Results differ between compiled and eager mode

Floating point reordering during fusion can cause tiny numerical differences (1e-6). This is expected and usually harmless. If you see large differences, you likely have a bug in custom ops — test them in eager mode first.

RuntimeError: shape mismatch after recompilation

You have a cached compilation from a different shape and dynamic=True isn’t set. Either enable dynamic shapes or clear the cache: torch._dynamo.reset().

Compilation fails on custom CUDA kernels

torch.compile can’t trace through raw CUDA kernels. Wrap them with torch.library.custom_op to make them compiler-compatible, or keep them outside the compiled region.

When torch.compile Helps Most

Biggest gains: transformer models, element-wise operations, repeated small ops, and code with lots of Python overhead between tensor operations.
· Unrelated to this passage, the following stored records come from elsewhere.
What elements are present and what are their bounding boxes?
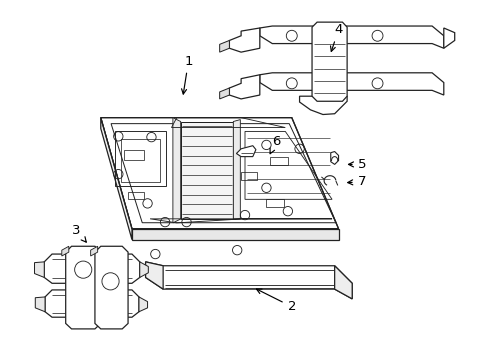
Polygon shape: [95, 246, 128, 329]
Polygon shape: [335, 266, 352, 299]
Text: 7: 7: [348, 175, 366, 188]
Polygon shape: [229, 75, 260, 99]
Text: 1: 1: [182, 55, 193, 94]
Text: 4: 4: [331, 23, 343, 51]
Polygon shape: [62, 246, 69, 256]
Polygon shape: [34, 262, 44, 278]
Polygon shape: [260, 73, 444, 95]
Text: 3: 3: [73, 224, 86, 242]
Polygon shape: [229, 28, 260, 52]
Polygon shape: [444, 28, 455, 48]
Polygon shape: [101, 118, 339, 229]
Polygon shape: [181, 122, 233, 219]
Text: 6: 6: [270, 135, 280, 154]
Polygon shape: [331, 152, 339, 165]
Polygon shape: [173, 118, 181, 223]
Polygon shape: [140, 262, 148, 278]
Text: 2: 2: [256, 289, 296, 313]
Polygon shape: [35, 297, 45, 312]
Polygon shape: [146, 262, 163, 289]
Polygon shape: [101, 118, 132, 240]
Polygon shape: [299, 96, 347, 114]
Polygon shape: [139, 297, 147, 312]
Polygon shape: [312, 22, 347, 101]
Polygon shape: [233, 120, 240, 219]
Text: 5: 5: [348, 158, 366, 171]
Polygon shape: [220, 40, 229, 52]
Polygon shape: [66, 246, 101, 329]
Polygon shape: [220, 88, 229, 99]
Polygon shape: [45, 290, 139, 317]
Polygon shape: [260, 26, 444, 48]
Polygon shape: [132, 229, 339, 240]
Polygon shape: [44, 254, 140, 283]
Polygon shape: [236, 146, 256, 157]
Polygon shape: [146, 262, 352, 299]
Polygon shape: [91, 246, 98, 256]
Smallest gains: models already bottlenecked by large matrix multiplications (like big linear layers), IO-bound workloads, and models that use lots of unsupported operations.

The rule of thumb: if your GPU utilization is below 70% during inference, torch.compile will likely help by reducing CPU overhead and fusing operations. If you’re already at 90%+ GPU utilization, the gains will be modest.